Questa attenzione si è risolta in un supporto “emotivo” essenziale per le Associazioni ed i Comitati che per molti mesi si sono battuti contro il nuovo inceneritore, ed ha consentito loro di vantare davanti a tutti gli enti pubblici interessati la forza necessaria per imporre la volontà della comunità, per convincere gli scettici, e per pretendere il rispetto del patto che attraverso le elezioni lega gli amministratori eletti alla popolazione elettrice.
La politica ha risposto assumendosi le proprie responsabilità e va dato atto all'Assessore provinciale De Angelis dell'impegno con cui riveste l'incarico di Assessore all'Ambiente e perché ha saputo interpretare con grande sensibilità le aspettative della popolazione e la determinazione delle Associazioni, esponendosi in prima persona e dimostrando un coraggio “politico” di certo non comune. Il Sindaco Noto ha svolto con determinazione il proprio ruolo di autorità sanitaria locale, evidenziando come il nostro territorio non solo non può permettersi nuove emissioni inquinanti, ma necessita di una rigorosa azione di ripristino delle condizioni di salubrità dell’ambiente, che passa anche attraverso l’individuazione dei responsabili della contaminazione da diossina rinvenuta in località “quattro strade”.
Oggi, quindi, abbiamo la riprova che quando gli amministratori restano a contatto con la popolazione, si può dare vita ad un movimento civile che è capace di modificare situazioni che sembrano segnate e scontate, e che è in grado di contrapporsi ad interessi fortissimi che discendono spesso da accordi presi nelle stanze dei Ministeri, lontano dal territorio, e piombano dall'alto senza prestare attenzione alle necessità della popolazione residente.
Anche per questo l'azione delle Associazioni e dei Comitati è stata e continuerà ad essere insostituibile, sostenuta anche dalle Associazioni di categoria degli agricoltori, dai sindaci dei paesi del territorio, dal contributo generoso ed efficace del consigliere regionale Anna Maria Tedeschi e del suo collega Peduzzi. Naturalmente, però, quest'azione non si è potuta fermare alla straordinaria raccolta delle firme, all'organizzazione dei convegni, alla mobilitazione della collettività mediante cortei ed assemblee, alla distribuzione di volantini, alla sensibilizzazione politica, ma ha dovuto attrezzarsi anche nell'affrontare la questione dal punto di vista tecnico e giuridico, per far valere la propria voce all'interno del procedimento che si è concluso con il diniego all'autorizzazione in favore del progetto Marangoni.

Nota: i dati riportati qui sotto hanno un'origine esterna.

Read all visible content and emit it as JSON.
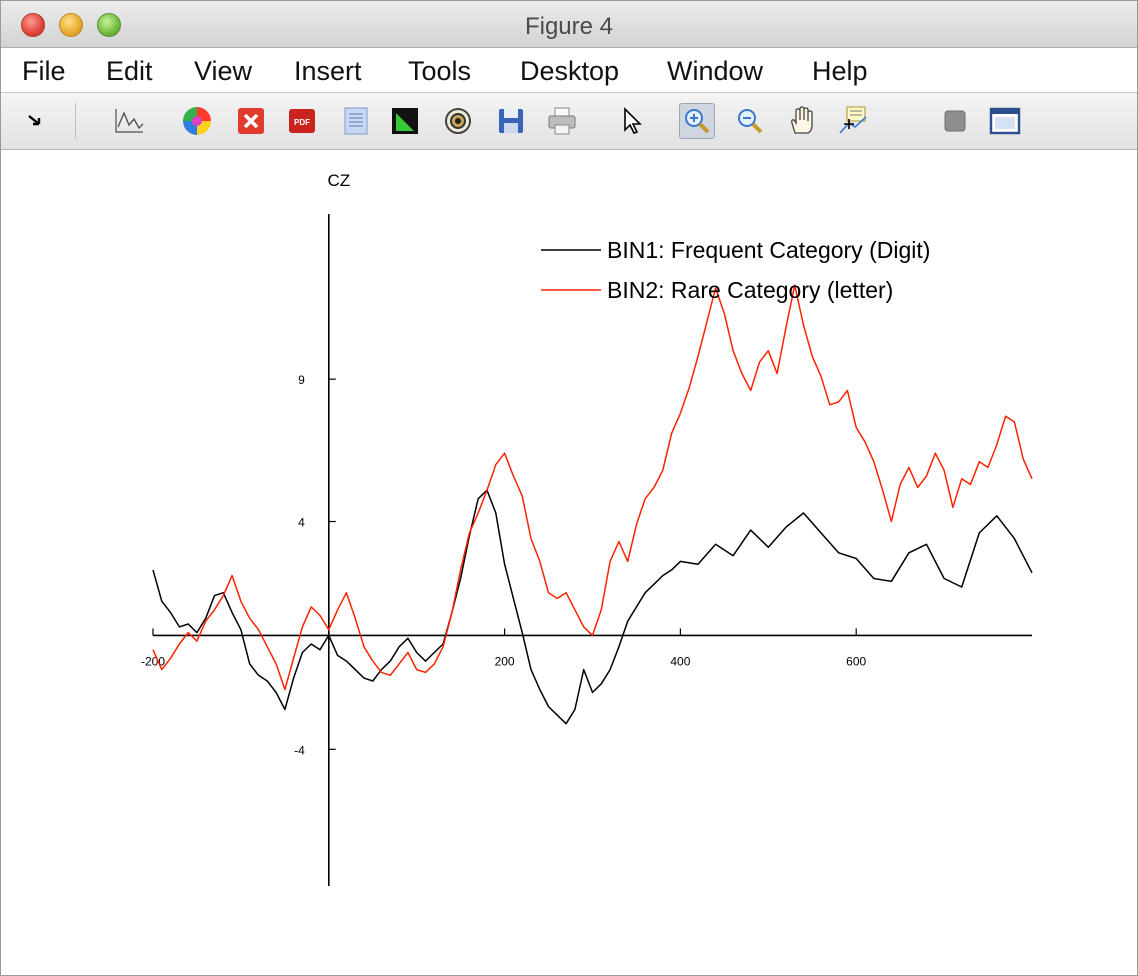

In questa ottica è stato prezioso il supporto di consulenti di primario livello nazionale, ma -forse ancora di più- quello di molte professionalità ed intelligenze locali, che si sono impegnate senza riserve, hanno approfondito, studiato, ed hanno permesso di elaborare quelle osservazioni e quelle diffide che sono state portate all'interno della conferenza dei servizi, e che sono riuscite a condizionarne l'esito.
Dal punto di vista legale, forse la soddisfazione maggiore è stata nell'ascoltare le conclusioni dell'Area “Valutazione d'impatto ambientale” della Regione, che ha espresso giudizio negativo all'impianto riprendendo quasi letteralmente le nostre osservazioni, incentrate su tre profili essenziali: primo, la collocazione dell'impianto all'interno di un centro abitato, in contrasto con ogni legge e regolamento, ed in particolare con il Piano regionale di gestione dei rifiuti di cui il Lazio è dotato; secondo, le lacune “strutturali” del progetto proposto, che dopo mesi di istruttoria ed integrazioni di oltre 800 pagine (che siamo stati costretti a valutare in soli 5 giorni), non hanno eliminato i molti dubbi sulla sicurezza per i lavoratori e per i residenti, in termini di emissioni inquinanti, di gestione delle ceneri (rifiuti molto pericolosi), di impatto sulla falda acquifera, di sufficienza delle misure per la gestione di eventuali emergenze; terzo, la situazione di emergenza sanitaria che purtroppo riguarda il territorio di Anagni, in particolare a ridosso dell'impianto, circostanza che impone a norma di legge l'applicazione di principi di massima cautela, prevenzione e precauzione.
Per concludere, ci preme evidenziare che sullo sfondo, ancora intatto, resta il problema della bonifica dell'area contaminata dalla diossina, un problema che impone alla popolazione di Anagni di continuare a battersi per la tutela del proprio territorio, affinchè il responsabile della contaminazione venga individuato e venga indotto a bonificare, sulla base del principio sancito dal Codice dell'Ambiente, per cui “chi inquina paga”.
Le Associazioni saranno attente e ben disponibili ad offrire il loro contributo, come si conviene ad ogni collettività matura e consapevole che il buon governo del territorio richiede l'impegno di tutti, ciascuno secondo le proprie responsabilità, civili ed istituzionali.